“Something feels broken,” I tell him, shifting as I feel something move in my belly that likely shouldn’t be there.
He sighs, looking down as I lean against the porch, my hands finding a stick shoved into my stomach a few inches. Warm blood trickles out of the wound, and I cry out as panic seizes me.
“Don’t remove it.” His voice sounds annoyed. Like I’ve clumsily ruined his game.
“It hurts.”
“Mm, I bet it does. You should’ve run faster, puppet, and I wouldn’t have caught you.”
He helps me to my feet and lifts me into his arms.
I try my hardest to see behind the mask. I need something to tell the police when they eventually find me.
Someone has to know by now that I’m missing. My mom had me checking in every hour on the hour of my drive, and I was about to call her when I saw headlights getting far too close to my rear end.
She knows something’s wrong, and she’s had to have called the police by now. She tracks my phone. She knows my location. And even if that malfunctions, my phone will detect a crash and alert her, as she’s my emergency contact.
Pain takes hold of my thoughts as I’m thrown down on a bed without a care for the stick jutting out from my gut, and I grab for it, trying to hold it still.
“You’ve made quite the mess of yourself, puppet,” he tsks, shaking his head as he rips my shirt open to get a better look at my wound.
His scent is nearly overwhelming, spiced, yet laced with a sickly sweet tang that has me licking my lips.
His mask looks like the one Jason Vorhees wore, a classic hockey mask, except it is worn and has blood staining it. The longer he looks over me, lingering withhis overwhelming scent, the more confused my brain grows.
I know it was him who ran me off the road. Why else would he have then come back and towed me into the woods? However, he could be working with someone else.
His veined, thick hands look at the jagged entry wound where blood oozes each time he moves the stick.
“I need a hospital,” I breathe, and I hate how small and helpless I sound.
“You only need me,” he growls back, not looking up at me.
His dark hair is wet with sweat. His leather jacket is worn and has the last name Mordova embroidered on its lapel. It looks like a bomber jacket worn by a pilot in some distant war.
“And who are you?” I ask, knowing he’s not going to answer but trying anyhow.
“Your master, of course.”
His answer skitters through my cortex. “What?”

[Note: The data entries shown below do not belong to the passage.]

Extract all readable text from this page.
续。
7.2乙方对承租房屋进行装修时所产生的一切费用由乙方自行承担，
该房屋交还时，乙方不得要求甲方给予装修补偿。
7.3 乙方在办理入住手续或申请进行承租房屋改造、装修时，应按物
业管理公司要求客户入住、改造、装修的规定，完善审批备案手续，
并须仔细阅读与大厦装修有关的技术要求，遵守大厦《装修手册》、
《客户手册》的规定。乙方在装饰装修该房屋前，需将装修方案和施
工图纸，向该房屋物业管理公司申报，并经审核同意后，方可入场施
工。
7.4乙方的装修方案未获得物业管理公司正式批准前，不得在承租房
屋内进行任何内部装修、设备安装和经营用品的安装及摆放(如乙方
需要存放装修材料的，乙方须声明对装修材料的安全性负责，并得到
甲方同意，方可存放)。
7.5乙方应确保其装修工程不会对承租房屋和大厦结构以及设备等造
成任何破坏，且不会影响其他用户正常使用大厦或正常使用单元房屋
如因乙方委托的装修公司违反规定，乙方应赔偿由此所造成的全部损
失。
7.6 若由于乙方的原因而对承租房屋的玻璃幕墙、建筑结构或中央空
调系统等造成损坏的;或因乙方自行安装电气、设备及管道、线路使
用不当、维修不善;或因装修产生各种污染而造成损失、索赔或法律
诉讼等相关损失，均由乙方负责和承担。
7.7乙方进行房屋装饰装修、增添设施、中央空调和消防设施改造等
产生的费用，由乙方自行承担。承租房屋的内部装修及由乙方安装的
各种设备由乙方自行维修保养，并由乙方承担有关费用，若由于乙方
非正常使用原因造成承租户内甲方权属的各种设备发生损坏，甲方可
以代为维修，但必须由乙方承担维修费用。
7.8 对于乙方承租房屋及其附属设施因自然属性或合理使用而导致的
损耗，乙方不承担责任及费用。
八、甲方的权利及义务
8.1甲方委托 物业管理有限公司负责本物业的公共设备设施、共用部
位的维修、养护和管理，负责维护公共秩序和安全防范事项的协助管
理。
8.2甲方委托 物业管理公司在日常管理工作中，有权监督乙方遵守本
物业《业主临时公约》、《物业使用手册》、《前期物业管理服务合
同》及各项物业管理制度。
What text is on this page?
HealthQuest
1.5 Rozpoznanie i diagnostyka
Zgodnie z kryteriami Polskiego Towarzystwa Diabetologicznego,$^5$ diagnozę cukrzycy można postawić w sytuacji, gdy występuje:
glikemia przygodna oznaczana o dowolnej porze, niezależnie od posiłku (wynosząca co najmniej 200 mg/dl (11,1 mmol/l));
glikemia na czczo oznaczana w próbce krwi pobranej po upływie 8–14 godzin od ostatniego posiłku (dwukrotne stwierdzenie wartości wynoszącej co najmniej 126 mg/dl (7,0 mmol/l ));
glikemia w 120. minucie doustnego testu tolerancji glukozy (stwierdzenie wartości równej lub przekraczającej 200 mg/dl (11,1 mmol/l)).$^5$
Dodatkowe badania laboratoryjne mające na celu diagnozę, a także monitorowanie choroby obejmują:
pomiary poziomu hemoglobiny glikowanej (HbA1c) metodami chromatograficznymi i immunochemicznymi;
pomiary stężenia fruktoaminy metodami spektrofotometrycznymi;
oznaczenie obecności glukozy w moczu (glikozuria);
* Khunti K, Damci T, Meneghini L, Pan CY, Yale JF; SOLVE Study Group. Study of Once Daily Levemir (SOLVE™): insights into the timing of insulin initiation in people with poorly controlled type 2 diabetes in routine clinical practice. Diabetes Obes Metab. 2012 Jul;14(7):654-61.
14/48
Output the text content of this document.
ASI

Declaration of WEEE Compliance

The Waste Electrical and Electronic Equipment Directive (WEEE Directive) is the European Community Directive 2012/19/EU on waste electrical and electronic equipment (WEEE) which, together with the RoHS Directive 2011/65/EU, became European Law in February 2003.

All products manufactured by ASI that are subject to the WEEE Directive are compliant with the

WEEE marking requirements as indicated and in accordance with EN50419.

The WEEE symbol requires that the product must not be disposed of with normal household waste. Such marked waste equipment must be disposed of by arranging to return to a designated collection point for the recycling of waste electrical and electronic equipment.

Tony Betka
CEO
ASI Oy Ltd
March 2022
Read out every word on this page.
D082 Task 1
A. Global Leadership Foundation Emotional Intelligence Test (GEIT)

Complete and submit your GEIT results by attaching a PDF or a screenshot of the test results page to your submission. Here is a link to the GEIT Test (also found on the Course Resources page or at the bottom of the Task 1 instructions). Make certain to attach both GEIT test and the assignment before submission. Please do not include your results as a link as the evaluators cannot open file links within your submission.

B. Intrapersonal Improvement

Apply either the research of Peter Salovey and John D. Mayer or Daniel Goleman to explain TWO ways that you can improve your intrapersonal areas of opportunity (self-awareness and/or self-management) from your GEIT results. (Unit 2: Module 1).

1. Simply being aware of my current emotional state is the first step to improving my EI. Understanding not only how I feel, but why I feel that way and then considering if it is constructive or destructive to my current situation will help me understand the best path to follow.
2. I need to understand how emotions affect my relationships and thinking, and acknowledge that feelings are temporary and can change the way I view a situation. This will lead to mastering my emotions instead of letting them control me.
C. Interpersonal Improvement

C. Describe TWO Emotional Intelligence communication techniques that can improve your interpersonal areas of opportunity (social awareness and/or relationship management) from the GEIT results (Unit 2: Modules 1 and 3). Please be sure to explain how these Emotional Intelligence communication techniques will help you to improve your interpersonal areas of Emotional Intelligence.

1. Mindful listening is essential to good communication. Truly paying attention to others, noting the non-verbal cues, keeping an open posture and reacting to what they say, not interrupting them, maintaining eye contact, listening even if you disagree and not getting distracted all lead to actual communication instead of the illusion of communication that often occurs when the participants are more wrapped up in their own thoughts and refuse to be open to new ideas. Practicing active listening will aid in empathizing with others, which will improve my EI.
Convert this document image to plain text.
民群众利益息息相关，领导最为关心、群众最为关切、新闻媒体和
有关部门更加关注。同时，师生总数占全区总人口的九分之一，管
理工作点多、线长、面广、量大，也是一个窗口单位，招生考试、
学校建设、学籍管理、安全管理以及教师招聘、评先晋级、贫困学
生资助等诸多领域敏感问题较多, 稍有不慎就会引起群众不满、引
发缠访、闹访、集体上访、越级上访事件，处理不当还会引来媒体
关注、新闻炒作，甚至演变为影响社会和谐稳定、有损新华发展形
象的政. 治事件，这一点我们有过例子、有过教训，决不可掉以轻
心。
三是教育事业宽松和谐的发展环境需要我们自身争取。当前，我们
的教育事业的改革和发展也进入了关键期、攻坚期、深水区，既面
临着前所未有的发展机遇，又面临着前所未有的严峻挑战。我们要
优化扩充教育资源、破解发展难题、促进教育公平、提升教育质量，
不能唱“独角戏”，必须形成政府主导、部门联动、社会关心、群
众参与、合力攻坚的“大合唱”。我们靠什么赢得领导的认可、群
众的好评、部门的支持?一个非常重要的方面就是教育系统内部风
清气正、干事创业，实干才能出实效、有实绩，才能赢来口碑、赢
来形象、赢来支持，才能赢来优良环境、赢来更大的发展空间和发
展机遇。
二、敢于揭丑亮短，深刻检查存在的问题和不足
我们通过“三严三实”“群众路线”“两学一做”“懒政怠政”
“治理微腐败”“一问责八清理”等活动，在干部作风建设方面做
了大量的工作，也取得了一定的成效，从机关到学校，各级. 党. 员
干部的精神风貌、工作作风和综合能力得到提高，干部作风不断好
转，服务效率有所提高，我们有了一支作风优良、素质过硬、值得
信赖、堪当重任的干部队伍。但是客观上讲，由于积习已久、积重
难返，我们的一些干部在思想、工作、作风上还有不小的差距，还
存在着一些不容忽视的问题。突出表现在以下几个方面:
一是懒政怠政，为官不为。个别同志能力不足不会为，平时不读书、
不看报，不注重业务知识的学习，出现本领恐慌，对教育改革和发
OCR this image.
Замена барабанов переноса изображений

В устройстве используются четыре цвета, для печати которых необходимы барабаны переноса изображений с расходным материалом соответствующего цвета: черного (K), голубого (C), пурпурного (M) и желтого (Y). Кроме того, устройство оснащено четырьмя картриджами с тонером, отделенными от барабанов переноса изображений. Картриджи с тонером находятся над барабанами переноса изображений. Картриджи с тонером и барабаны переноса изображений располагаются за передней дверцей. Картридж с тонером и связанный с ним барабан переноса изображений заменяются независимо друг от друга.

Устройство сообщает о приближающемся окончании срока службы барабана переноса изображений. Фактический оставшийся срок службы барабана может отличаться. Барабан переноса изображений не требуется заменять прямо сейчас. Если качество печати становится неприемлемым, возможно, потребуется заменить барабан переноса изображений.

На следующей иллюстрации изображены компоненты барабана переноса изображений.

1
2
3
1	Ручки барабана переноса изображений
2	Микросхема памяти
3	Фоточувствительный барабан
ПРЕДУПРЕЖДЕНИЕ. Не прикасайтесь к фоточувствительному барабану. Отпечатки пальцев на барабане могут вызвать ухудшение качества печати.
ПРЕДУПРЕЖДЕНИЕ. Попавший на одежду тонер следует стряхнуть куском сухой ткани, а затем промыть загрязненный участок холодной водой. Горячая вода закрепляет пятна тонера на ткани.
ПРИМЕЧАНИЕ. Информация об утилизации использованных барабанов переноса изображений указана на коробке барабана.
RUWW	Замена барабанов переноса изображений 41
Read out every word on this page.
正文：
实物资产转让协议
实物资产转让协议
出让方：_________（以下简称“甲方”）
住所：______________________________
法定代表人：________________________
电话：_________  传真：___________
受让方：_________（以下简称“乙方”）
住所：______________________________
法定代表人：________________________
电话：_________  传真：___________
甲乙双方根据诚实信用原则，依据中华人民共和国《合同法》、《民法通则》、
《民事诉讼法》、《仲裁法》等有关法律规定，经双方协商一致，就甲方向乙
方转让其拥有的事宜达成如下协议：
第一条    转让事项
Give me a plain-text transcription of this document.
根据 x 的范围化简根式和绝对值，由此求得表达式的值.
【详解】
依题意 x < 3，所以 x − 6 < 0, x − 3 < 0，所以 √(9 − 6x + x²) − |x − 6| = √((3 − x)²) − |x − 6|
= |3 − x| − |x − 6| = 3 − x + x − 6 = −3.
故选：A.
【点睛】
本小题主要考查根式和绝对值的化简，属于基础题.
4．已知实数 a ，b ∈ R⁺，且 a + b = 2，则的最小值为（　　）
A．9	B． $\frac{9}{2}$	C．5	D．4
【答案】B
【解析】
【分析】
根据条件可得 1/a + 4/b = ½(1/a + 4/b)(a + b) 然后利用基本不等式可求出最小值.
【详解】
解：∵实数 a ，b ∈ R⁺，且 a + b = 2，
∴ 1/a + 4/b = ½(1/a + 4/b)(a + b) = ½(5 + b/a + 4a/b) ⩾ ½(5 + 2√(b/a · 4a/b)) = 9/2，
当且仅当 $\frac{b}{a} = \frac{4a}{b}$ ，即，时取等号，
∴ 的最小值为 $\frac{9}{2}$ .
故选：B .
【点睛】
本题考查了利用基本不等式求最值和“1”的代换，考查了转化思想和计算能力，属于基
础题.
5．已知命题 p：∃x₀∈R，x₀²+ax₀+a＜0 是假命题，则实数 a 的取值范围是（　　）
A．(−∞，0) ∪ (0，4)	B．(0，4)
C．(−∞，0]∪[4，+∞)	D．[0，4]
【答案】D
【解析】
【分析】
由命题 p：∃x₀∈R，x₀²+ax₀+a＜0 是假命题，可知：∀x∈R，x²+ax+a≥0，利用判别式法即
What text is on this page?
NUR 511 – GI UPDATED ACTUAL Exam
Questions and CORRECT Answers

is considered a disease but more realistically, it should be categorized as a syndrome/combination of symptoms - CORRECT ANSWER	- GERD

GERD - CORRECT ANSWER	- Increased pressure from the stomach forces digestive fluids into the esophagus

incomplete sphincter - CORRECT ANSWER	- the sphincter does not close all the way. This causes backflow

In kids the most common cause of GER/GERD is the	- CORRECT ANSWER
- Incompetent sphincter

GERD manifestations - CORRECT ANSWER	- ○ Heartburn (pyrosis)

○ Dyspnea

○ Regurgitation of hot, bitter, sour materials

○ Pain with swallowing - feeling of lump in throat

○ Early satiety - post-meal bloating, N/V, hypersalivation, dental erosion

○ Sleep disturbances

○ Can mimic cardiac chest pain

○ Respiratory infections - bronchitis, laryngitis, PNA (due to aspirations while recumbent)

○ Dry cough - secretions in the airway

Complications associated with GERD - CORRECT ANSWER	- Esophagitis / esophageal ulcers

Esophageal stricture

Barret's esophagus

He looks up at me, his ice-blue eyes stabbing into mine as they hold my gaze steady and stern. “Every puppet needs a master.”
What the fuck?
This was the stupidest decision I’ve ever made. To come home alone. Now, I’m captured by a fucking psychopath who thinks I’m his toy, and a stick is going to be the end of me.
All on the week of Christmas, too.
But it wouldn’t be my life if it wasn’t a shit show.
“This will burn,” he tells me, and I tug back to my reality that’s growing blurry around the edges the more blood I lose.
“What will?”
Before answering, he leans over the bed, and a prick stings my neck as he injects me with something.
His cologne hovers dangerously close as I slip back onto the bed, feeling like I’m sinking into each fiber, becoming a part of the woven fabric as its hostage forever.